Much of Microsoft's recent growth has been fuelled by its cloud computing business, which has benefited from companies rushing to shift their workloads to the cloud to cut data storage and software costs.
Azure has a 18 per cent share of the global cloud infrastructure market, making it the second-biggest provider of cloud services after Amazon.com’s Amazon Web Services, according to April estimates by research firm Canalys.
However, the company's flagship cloud product recorded slower growth from the previous quarter. Revenue growth in the first quarter ended September was 76 per cent, down from 89 per cent growth in the fourth quarter.
“We are off to a great start in fiscal 2019, a result of our innovation and the trust customers are placing in us to power their digital transformation,” said Satya Nadella, CEO of Microsoft.
“We’re excited to help our customers build the digital capability they need to thrive and grow, with a business model that is fundamentally aligned to their success.”
Microsoft's focus on fast-growing cloud applications and platforms is helping it beat slowing demand for personal computers that has hurt sales of its popular Windows operating system.

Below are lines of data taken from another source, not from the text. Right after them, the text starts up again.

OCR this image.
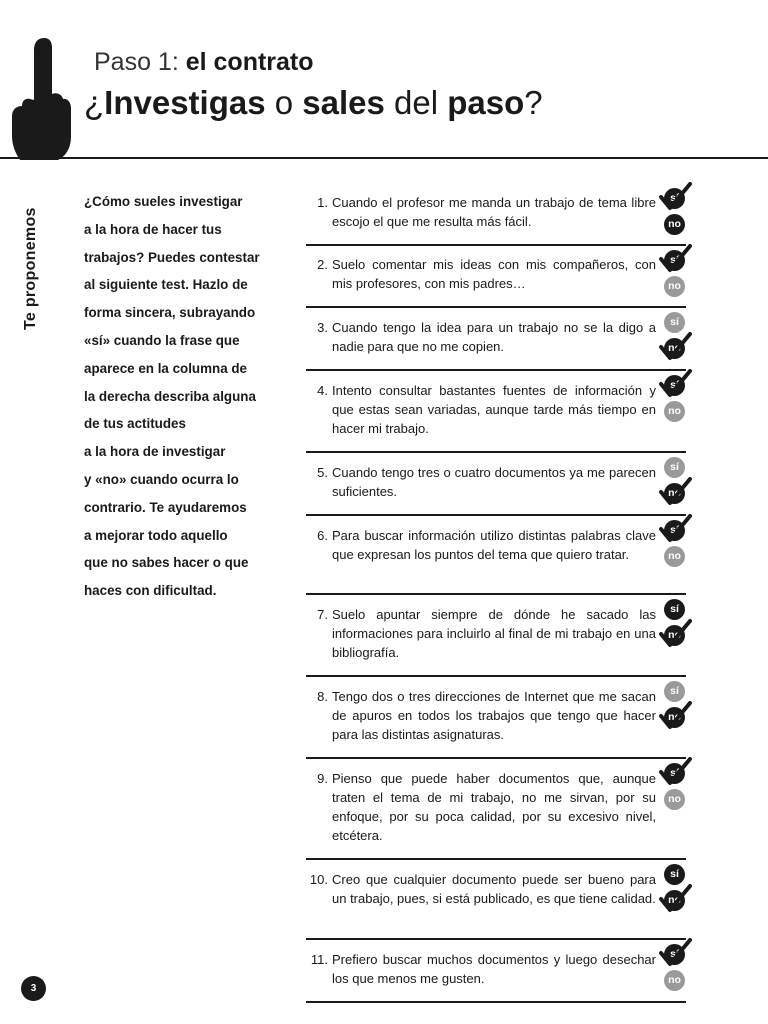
Paso 1: el contrato
¿Investigas o sales del paso?
Te proponemos
¿Cómo sueles investigar
a la hora de hacer tus
trabajos? Puedes contestar
al siguiente test. Hazlo de
forma sincera, subrayando
«sí» cuando la frase que
aparece en la columna de
la derecha describa alguna
de tus actitudes
a la hora de investigar
y «no» cuando ocurra lo
contrario. Te ayudaremos
a mejorar todo aquello
que no sabes hacer o que
haces con dificultad.
1. Cuando el profesor me manda un trabajo de tema libre escojo el que me resulta más fácil.
sí
no
2. Suelo comentar mis ideas con mis compañeros, con mis profesores, con mis padres…
sí
no
3. Cuando tengo la idea para un trabajo no se la digo a nadie para que no me copien.
sí
no
4. Intento consultar bastantes fuentes de información y que estas sean variadas, aunque tarde más tiempo en hacer mi trabajo.
sí
no
5. Cuando tengo tres o cuatro documentos ya me parecen suficientes.
sí
no
6. Para buscar información utilizo distintas palabras clave que expresan los puntos del tema que quiero tratar.
sí
no
7. Suelo apuntar siempre de dónde he sacado las informaciones para incluirlo al final de mi trabajo en una bibliografía.
sí
no
8. Tengo dos o tres direcciones de Internet que me sacan de apuros en todos los trabajos que tengo que hacer para las distintas asignaturas.
sí
no
9. Pienso que puede haber documentos que, aunque traten el tema de mi trabajo, no me sirvan, por su enfoque, por su poca calidad, por su excesivo nivel, etcétera.
sí
no
10. Creo que cualquier documento puede ser bueno para un trabajo, pues, si está publicado, es que tiene calidad.
sí
no
11. Prefiero buscar muchos documentos y luego desechar los que menos me gusten.
sí
no
3
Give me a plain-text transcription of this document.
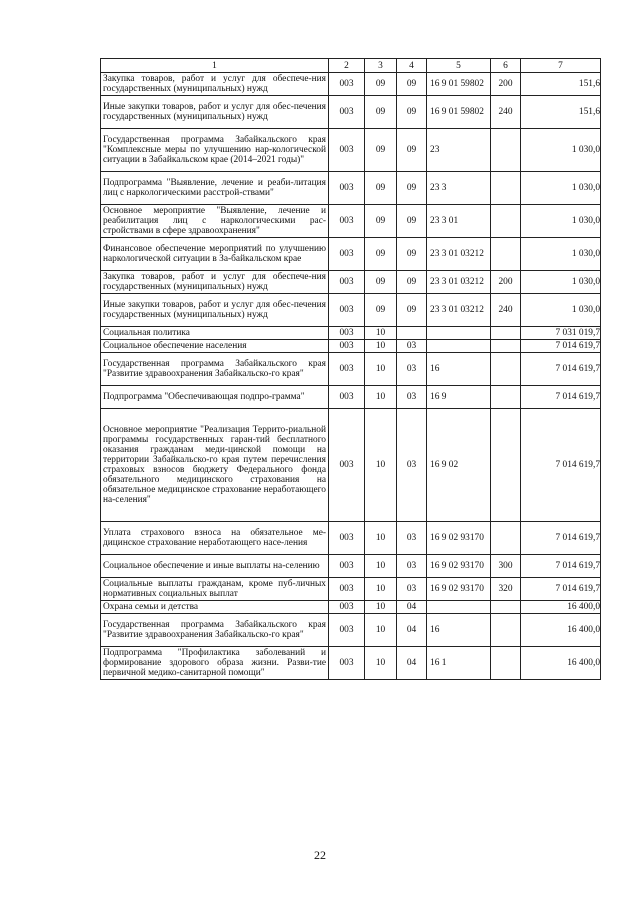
1	2	3	4	5	6	7
Закупка товаров, работ и услуг для обеспече-ния государственных (муниципальных) нужд	003	09	09	16 9 01 59802	200	151,6
Иные закупки товаров, работ и услуг для обес-печения государственных (муниципальных) нужд	003	09	09	16 9 01 59802	240	151,6
Государственная программа Забайкальского края "Комплексные меры по улучшению нар-кологической ситуации в Забайкальском крае (2014–2021 годы)"	003	09	09	23		1 030,0
Подпрограмма "Выявление, лечение и реаби-литация лиц с наркологическими расстрой-ствами"	003	09	09	23 3		1 030,0
Основное мероприятие "Выявление, лечение и реабилитация лиц с наркологическими рас-стройствами в сфере здравоохранения"	003	09	09	23 3 01		1 030,0
Финансовое обеспечение мероприятий по улучшению наркологической ситуации в За-байкальском крае	003	09	09	23 3 01 03212		1 030,0
Закупка товаров, работ и услуг для обеспече-ния государственных (муниципальных) нужд	003	09	09	23 3 01 03212	200	1 030,0
Иные закупки товаров, работ и услуг для обес-печения государственных (муниципальных) нужд	003	09	09	23 3 01 03212	240	1 030,0
Социальная политика	003	10				7 031 019,7
Социальное обеспечение населения	003	10	03			7 014 619,7
Государственная программа Забайкальского края "Развитие здравоохранения Забайкальско-го края"	003	10	03	16		7 014 619,7
Подпрограмма "Обеспечивающая подпро-грамма"	003	10	03	16 9		7 014 619,7
Основное мероприятие "Реализация Террито-риальной программы государственных гаран-тий бесплатного оказания гражданам меди-цинской помощи на территории Забайкальско-го края путем перечисления страховых взносов бюджету Федерального фонда обязательного медицинского страхования на обязательное медицинское страхование неработающего на-селения"	003	10	03	16 9 02		7 014 619,7
Уплата страхового взноса на обязательное ме-дицинское страхование неработающего насе-ления	003	10	03	16 9 02 93170		7 014 619,7
Социальное обеспечение и иные выплаты на-селению	003	10	03	16 9 02 93170	300	7 014 619,7
Социальные выплаты гражданам, кроме пуб-личных нормативных социальных выплат	003	10	03	16 9 02 93170	320	7 014 619,7
Охрана семьи и детства	003	10	04			16 400,0
Государственная программа Забайкальского края "Развитие здравоохранения Забайкальско-го края"	003	10	04	16		16 400,0
Подпрограмма "Профилактика заболеваний и формирование здорового образа жизни. Разви-тие первичной медико-санитарной помощи"	003	10	04	16 1		16 400,0
22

Revenue from Microsoft's personal computing division, its largest by revenue, rose 14.6 per cent to US$10.75 billion. That figure beat the analyst estimate of US$10.13 billion.

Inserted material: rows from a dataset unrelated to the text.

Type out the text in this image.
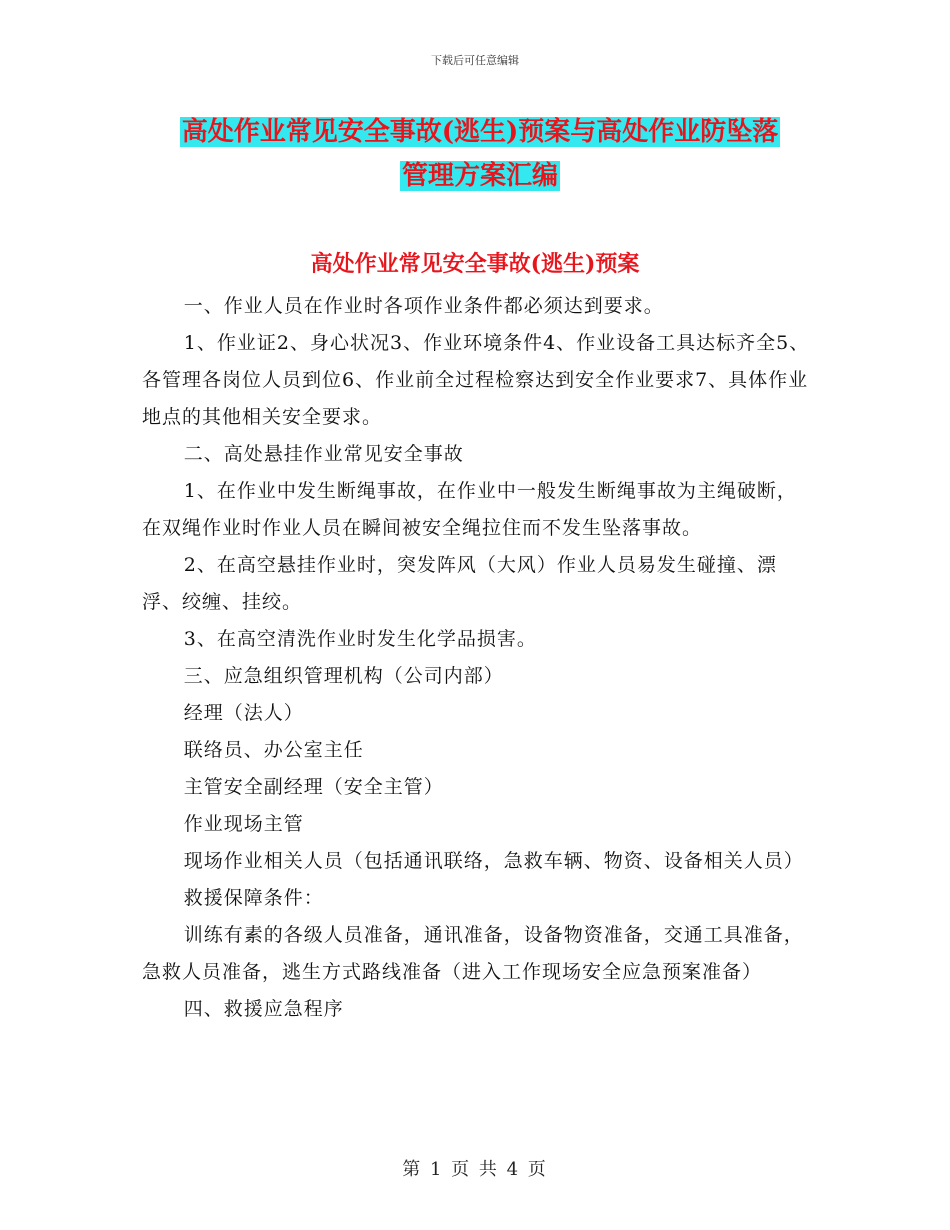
下载后可任意编辑
高处作业常见安全事故(逃生)预案与高处作业防坠落
管理方案汇编
高处作业常见安全事故(逃生)预案

一、作业人员在作业时各项作业条件都必须达到要求。

1、作业证2、身心状况3、作业环境条件4、作业设备工具达标齐全5、各管理各岗位人员到位6、作业前全过程检察达到安全作业要求7、具体作业地点的其他相关安全要求。

二、高处悬挂作业常见安全事故

1、在作业中发生断绳事故，在作业中一般发生断绳事故为主绳破断，在双绳作业时作业人员在瞬间被安全绳拉住而不发生坠落事故。

2、在高空悬挂作业时，突发阵风（大风）作业人员易发生碰撞、漂浮、绞缠、挂绞。

3、在高空清洗作业时发生化学品损害。

三、应急组织管理机构（公司内部）

经理（法人）

联络员、办公室主任

主管安全副经理（安全主管）

作业现场主管

现场作业相关人员（包括通讯联络，急救车辆、物资、设备相关人员）

救援保障条件：

训练有素的各级人员准备，通讯准备，设备物资准备，交通工具准备，急救人员准备，逃生方式路线准备（进入工作现场安全应急预案准备）

四、救援应急程序

第 1 页 共 4 页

The unit includes Windows software, Xbox gaming consoles, online search advertising and Surface personal computers.
Revenue at Microsoft's productivity and business processes unit, which includes Office 365, rose 18.6 per cent to US$9.77 billion, topping analysts' average expectation of US$9.40 billion, according to Refinitiv data.
Overall, the vendor’s revenue rose to US$29.08 billion from US$24.54 billion, above analysts' average estimate of US$27.90 billion, according to Refinitiv data.
Net income rose to US$8.82 billion, or $1.14 per share, in the quarter ended 30 September from US$6.58 billion, or 84 cents per share, a year earlier.
Analysts had expected earnings of 96 cents per share.